L'annonce par Google de numériser des bibliothèques entières a, en son temps, déclenché les ires de tous les Jeanneney du monde. À bien des égards, ils n'ont pas eu tort. Pour autant, la question la plus essentielle n'a pas encore été présentée ou soulignée comme elle le méritait, alors que le programme de numérisation de masse de Google date déjà de plusieurs années. Quelle est cette question ? Elle porte sur la nature précise du document numérique que nous offre Google chaque fois que les lois le permettent.

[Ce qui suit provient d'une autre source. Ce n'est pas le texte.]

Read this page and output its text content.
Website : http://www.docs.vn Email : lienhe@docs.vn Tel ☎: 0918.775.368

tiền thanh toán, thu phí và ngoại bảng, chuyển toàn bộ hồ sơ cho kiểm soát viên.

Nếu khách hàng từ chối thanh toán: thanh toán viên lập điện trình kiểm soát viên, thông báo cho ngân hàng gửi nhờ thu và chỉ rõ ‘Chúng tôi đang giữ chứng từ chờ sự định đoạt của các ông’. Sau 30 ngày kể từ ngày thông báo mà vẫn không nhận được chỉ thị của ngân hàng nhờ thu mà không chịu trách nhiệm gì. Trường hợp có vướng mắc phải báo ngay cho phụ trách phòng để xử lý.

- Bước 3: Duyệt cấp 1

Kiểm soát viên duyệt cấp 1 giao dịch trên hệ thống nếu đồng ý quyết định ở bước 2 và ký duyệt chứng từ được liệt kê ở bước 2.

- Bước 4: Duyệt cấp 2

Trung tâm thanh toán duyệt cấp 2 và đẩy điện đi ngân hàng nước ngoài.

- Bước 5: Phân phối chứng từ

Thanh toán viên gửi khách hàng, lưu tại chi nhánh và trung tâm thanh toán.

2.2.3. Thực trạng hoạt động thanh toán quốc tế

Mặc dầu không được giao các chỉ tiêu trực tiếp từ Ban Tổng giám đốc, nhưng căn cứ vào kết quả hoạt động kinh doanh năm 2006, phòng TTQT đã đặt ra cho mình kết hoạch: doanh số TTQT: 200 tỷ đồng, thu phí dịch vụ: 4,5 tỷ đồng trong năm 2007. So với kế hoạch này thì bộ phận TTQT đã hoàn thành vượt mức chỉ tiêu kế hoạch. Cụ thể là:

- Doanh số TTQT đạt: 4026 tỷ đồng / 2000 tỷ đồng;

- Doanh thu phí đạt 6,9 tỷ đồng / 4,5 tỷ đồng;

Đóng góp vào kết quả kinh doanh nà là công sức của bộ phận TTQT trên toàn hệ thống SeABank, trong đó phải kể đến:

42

La procédure, on le sait, est d'une simplicité enfantine. Je me place dans Google Books et j'inscris ma requête au bon endroit pour immédiatement obtenir le résultat. Tapons « Bovary » pour voir, et immédiatement se révèle une liste de possibilités, dont la première est le livre complet, disponible par le biais du Taylor Institute d'Oxford. Prenons cet exemplaire et affichons-le. Superbe ! Tout y est, y compris les illustrations dans une édition datant de 1885 (A. Quantin éditeur-imprimeur). Cherchons maintenant « Homais » ; le voilà qui apparaît trente fois, chaque fois accompagné d'un court passage et de la page correspondante. Voilà en vérité un outil de travail impressionnant.
L'étape suivante paraît évidente : je veux cet exemplaire ici, chez moi. Aucun problème ! Obligeamment, Google nous permet de télécharger le fichier offert. Il nous permet aussi de le placer dans une bibliothèque personnalisée (en ligne). Pour couronner le tout, on trouve une invite à commentaire. Malgré tout, l'instinct de possession reprend vite le dessus, et je fais venir le fichier, gros de ses six-sept méga-octets. Je viens de devenir l'heureux propriétaire d'une édition de 1885 de Madame Bovary.

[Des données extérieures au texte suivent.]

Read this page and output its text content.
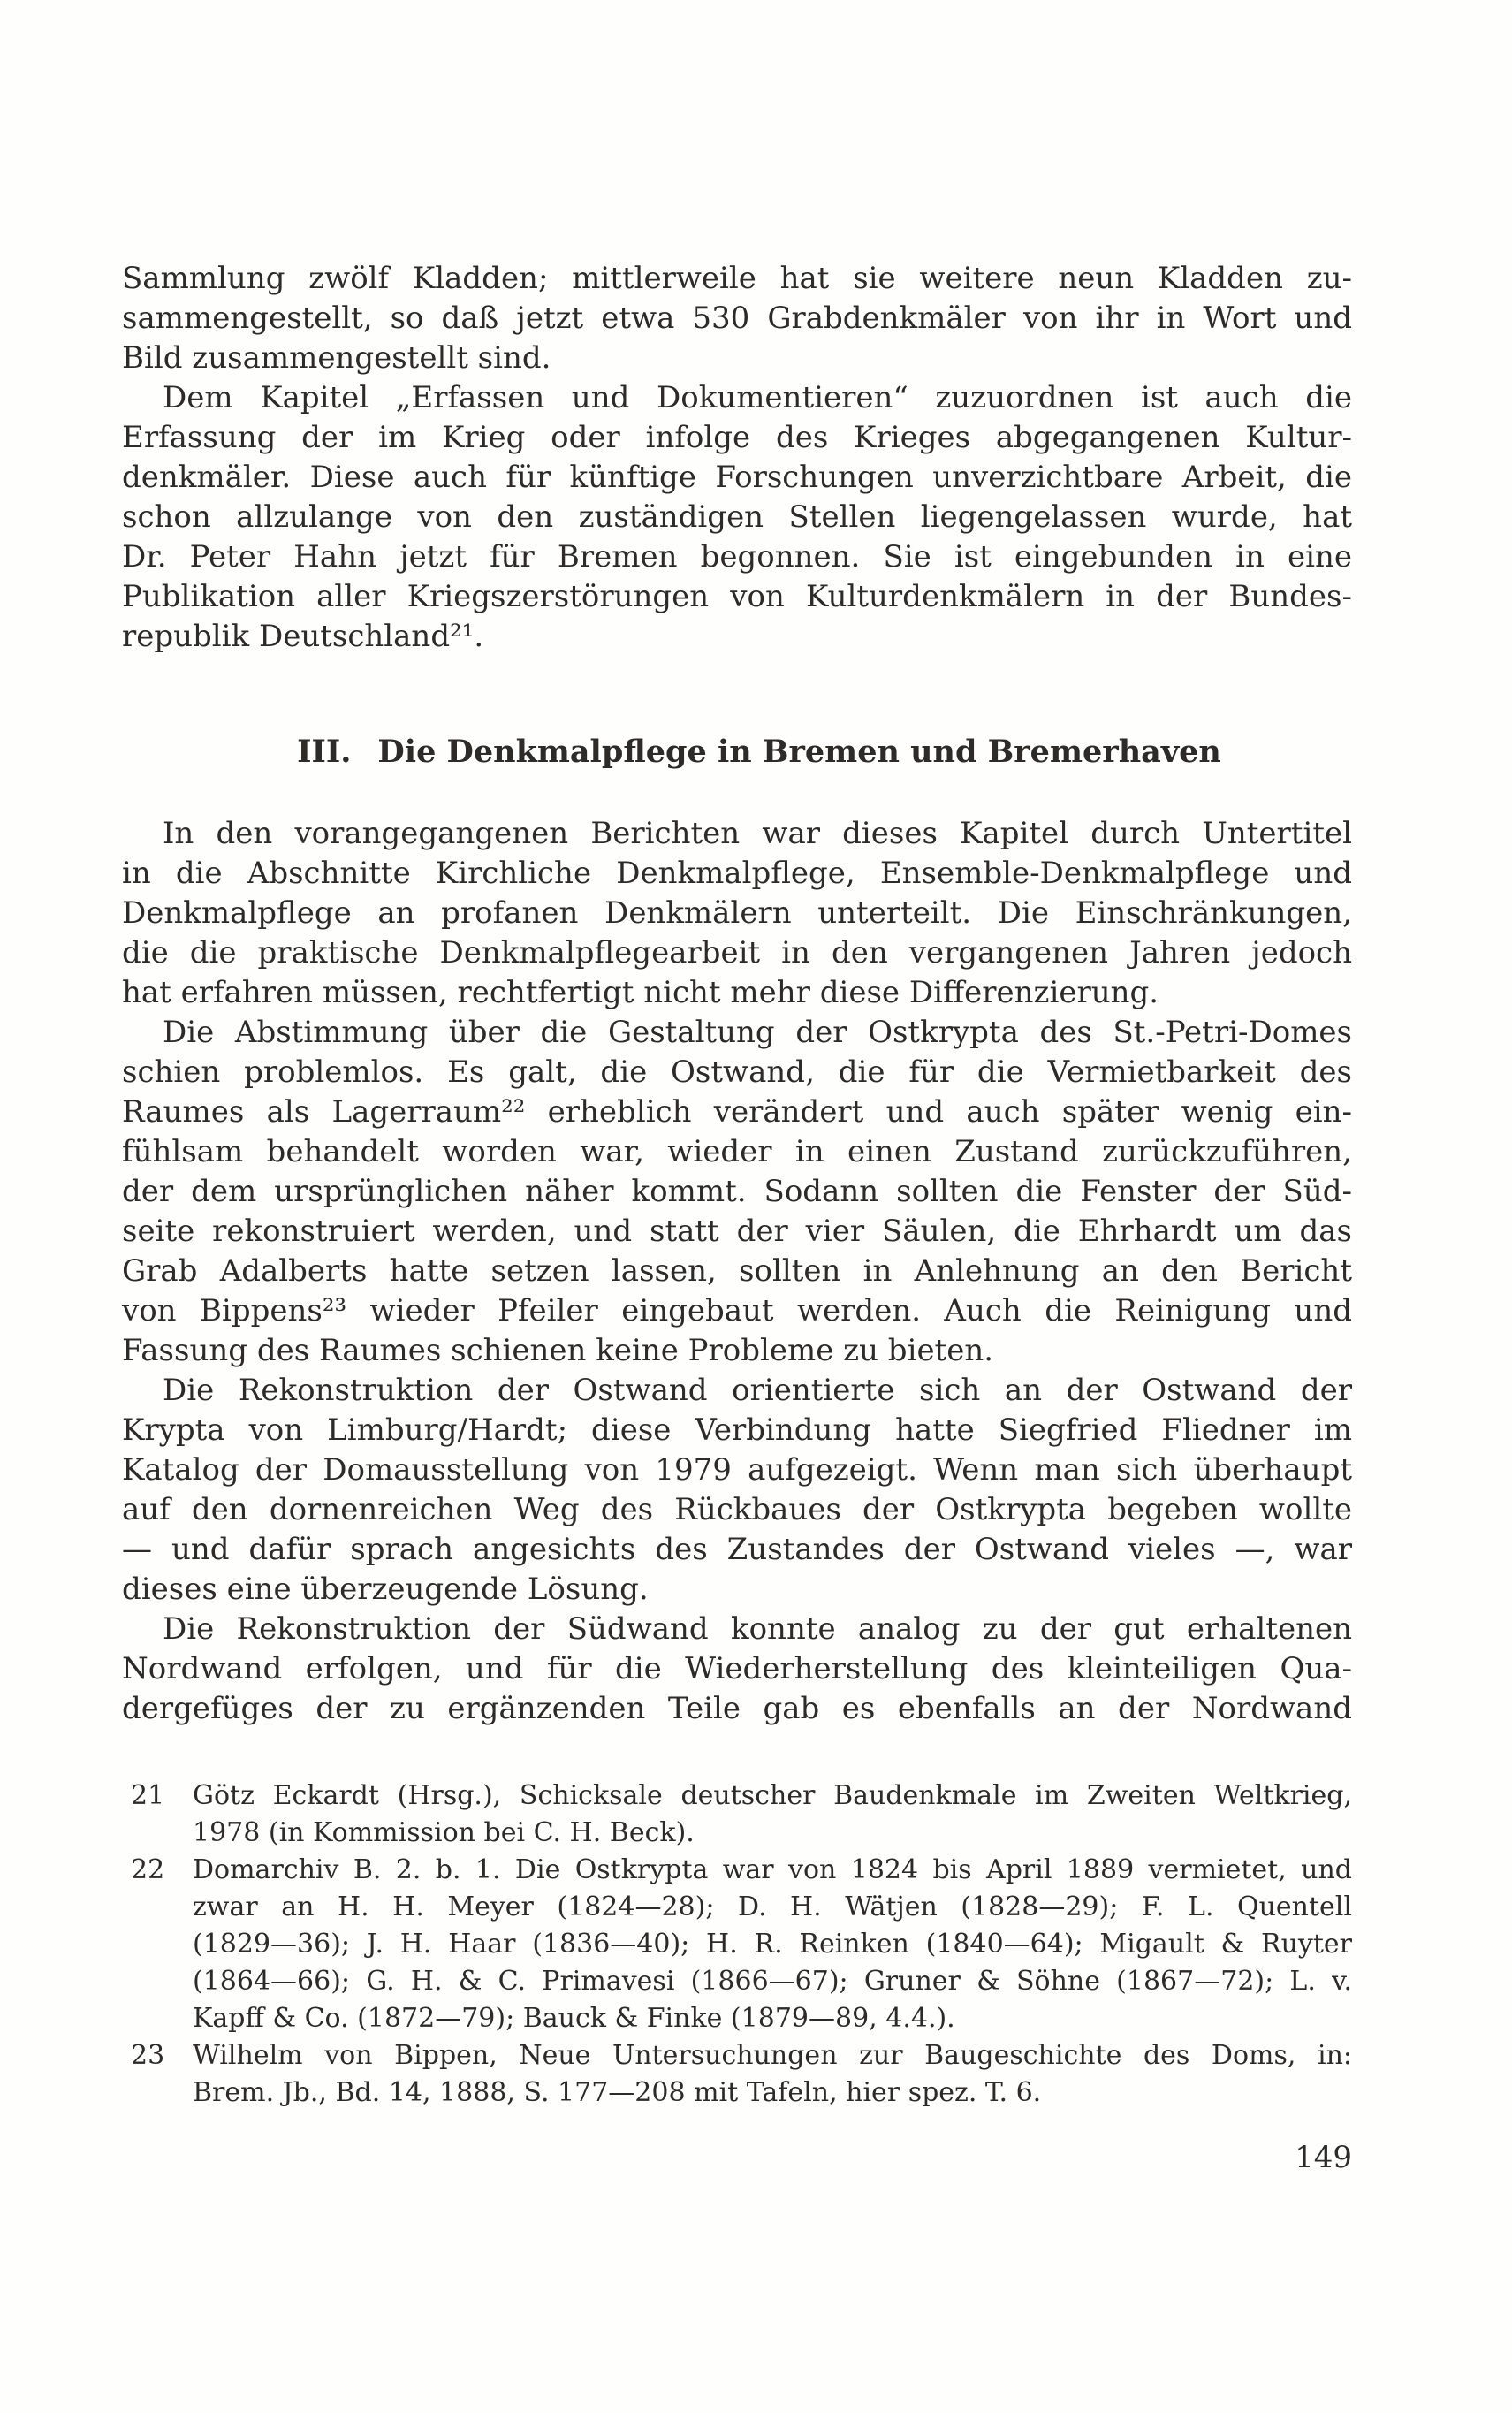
Sammlung zwölf Kladden; mittlerweile hat sie weitere neun Kladden zu-
sammengestellt, so daß jetzt etwa 530 Grabdenkmäler von ihr in Wort und
Bild zusammengestellt sind.
Dem Kapitel „Erfassen und Dokumentieren“ zuzuordnen ist auch die
Erfassung der im Krieg oder infolge des Krieges abgegangenen Kultur-
denkmäler. Diese auch für künftige Forschungen unverzichtbare Arbeit, die
schon allzulange von den zuständigen Stellen liegengelassen wurde, hat
Dr. Peter Hahn jetzt für Bremen begonnen. Sie ist eingebunden in eine
Publikation aller Kriegszerstörungen von Kulturdenkmälern in der Bundes-
republik Deutschland²¹.
III. Die Denkmalpflege in Bremen und Bremerhaven
In den vorangegangenen Berichten war dieses Kapitel durch Untertitel
in die Abschnitte Kirchliche Denkmalpflege, Ensemble-Denkmalpflege und
Denkmalpflege an profanen Denkmälern unterteilt. Die Einschränkungen,
die die praktische Denkmalpflegearbeit in den vergangenen Jahren jedoch
hat erfahren müssen, rechtfertigt nicht mehr diese Differenzierung.
Die Abstimmung über die Gestaltung der Ostkrypta des St.-Petri-Domes
schien problemlos. Es galt, die Ostwand, die für die Vermietbarkeit des
Raumes als Lagerraum²² erheblich verändert und auch später wenig ein-
fühlsam behandelt worden war, wieder in einen Zustand zurückzuführen,
der dem ursprünglichen näher kommt. Sodann sollten die Fenster der Süd-
seite rekonstruiert werden, und statt der vier Säulen, die Ehrhardt um das
Grab Adalberts hatte setzen lassen, sollten in Anlehnung an den Bericht
von Bippens²³ wieder Pfeiler eingebaut werden. Auch die Reinigung und
Fassung des Raumes schienen keine Probleme zu bieten.
Die Rekonstruktion der Ostwand orientierte sich an der Ostwand der
Krypta von Limburg/Hardt; diese Verbindung hatte Siegfried Fliedner im
Katalog der Domausstellung von 1979 aufgezeigt. Wenn man sich überhaupt
auf den dornenreichen Weg des Rückbaues der Ostkrypta begeben wollte
— und dafür sprach angesichts des Zustandes der Ostwand vieles —, war
dieses eine überzeugende Lösung.
Die Rekonstruktion der Südwand konnte analog zu der gut erhaltenen
Nordwand erfolgen, und für die Wiederherstellung des kleinteiligen Qua-
dergefüges der zu ergänzenden Teile gab es ebenfalls an der Nordwand
21 Götz Eckardt (Hrsg.), Schicksale deutscher Baudenkmale im Zweiten Weltkrieg,
1978 (in Kommission bei C. H. Beck).
22 Domarchiv B. 2. b. 1. Die Ostkrypta war von 1824 bis April 1889 vermietet, und
zwar an H. H. Meyer (1824—28); D. H. Wätjen (1828—29); F. L. Quentell
(1829—36); J. H. Haar (1836—40); H. R. Reinken (1840—64); Migault & Ruyter
(1864—66); G. H. & C. Primavesi (1866—67); Gruner & Söhne (1867—72); L. v.
Kapff & Co. (1872—79); Bauck & Finke (1879—89, 4.4.).
23 Wilhelm von Bippen, Neue Untersuchungen zur Baugeschichte des Doms, in:
Brem. Jb., Bd. 14, 1888, S. 177—208 mit Tafeln, hier spez. T. 6.
149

Mais de quoi suis-je réellement propriétaire ? Pour voir, je vais afficher le fichier maintenant localisé sur mon disque dur et vérifier ce que je peux faire avec. Je peux le lire à l'écran mais lire tout un livre à l'ordinateur, très peu pour moi ! Faisons quelque chose de mieux et recherchons « Homais » de nouveau. Docilement, mon lecteur de fichiers pdf cherche, cherche, et, au bout de quelques secondes m'annonce qu'il ne trouve rien. Madame Bovary sans Homais, ce n'est plus Madame Bovary. Que se passe-t-il donc ?

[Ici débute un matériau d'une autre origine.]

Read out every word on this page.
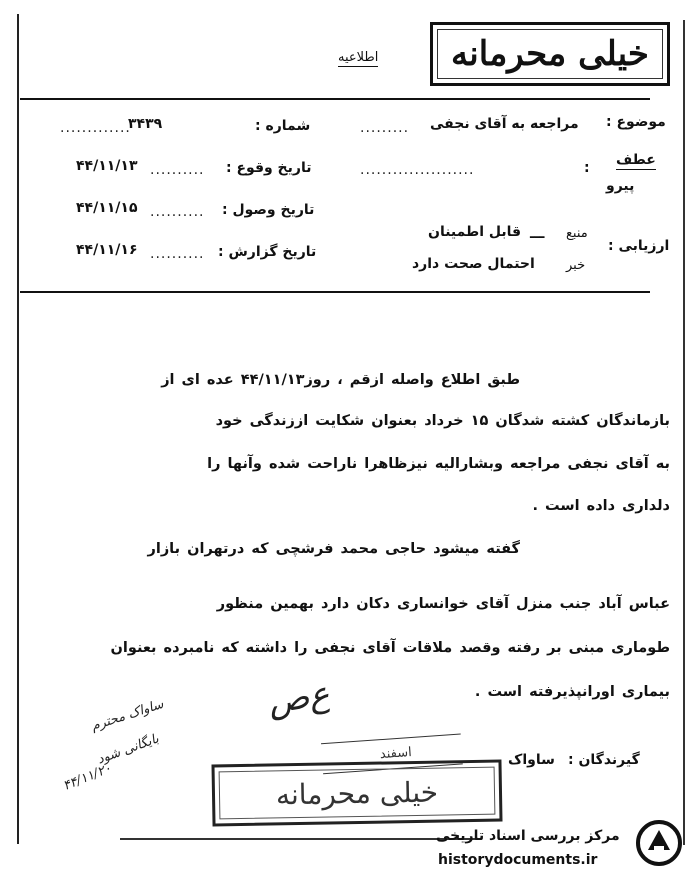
خیلی محرمانه
اطلاعیه
شماره :
.............
۳۴۳۹
تاریخ وقوع :
..........
۴۴/۱۱/۱۳
تاریخ وصول :
..........
۴۴/۱۱/۱۵
تاریخ گزارش :
..........
۴۴/۱۱/۱۶
موضوع :
......... مراجعه به آقای نجفی
عطف
پیرو
.....................	:
ارزیابی :
منبع
ـــ
قابل اطمینان
خبر
احتمال صحت دارد
طبق اطلاع واصله ازقم ، روز۴۴/۱۱/۱۳ عده ای از
بازماندگان کشته شدگان ۱۵ خرداد بعنوان شکایت اززندگی خود
به آقای نجفی مراجعه وبشارالیه نیزظاهرا ناراحت شده وآنها را
دلداری داده است .
گفته میشود حاجی محمد فرشچی که درتهران بازار
عباس آباد جنب منزل آقای خوانساری دکان دارد بهمین منظور
طوماری مبنی بر رفته وقصد ملاقات آقای نجفی را داشته که نامبرده بعنوان
بیماری اورانپذیرفته است .
ع‌ص
ساواک محترم
بایگانی شود
۴۴/۱۱/۲۰
گیرندگان :
ساواک
اسفند
خیلی محرمانه
مرکز بررسی اسناد تاریخی
historydocuments.ir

La réponse est simple. Google numérise à toute vitesse des millions de pages-images. Ensuite, en utilisant des logiciels de reconnaissance de caractères, il se crée un fichier texte de ces pages images. L'utilisateur, à condition de passer par Google, visionne la page image, mais il peut aussi faire usage du fichier texte invisible pour retrouver, par exemple, les occurrences de « Homais » dans le roman. Malheureusement, quand il télécharge les pages-images du roman de Flaubert, le fichier texte ne l'accompagne pas. Le résultat est donc un objet lisible à l'écran, point final. La recherche de « Homais » par ordinateur n'est plus possible.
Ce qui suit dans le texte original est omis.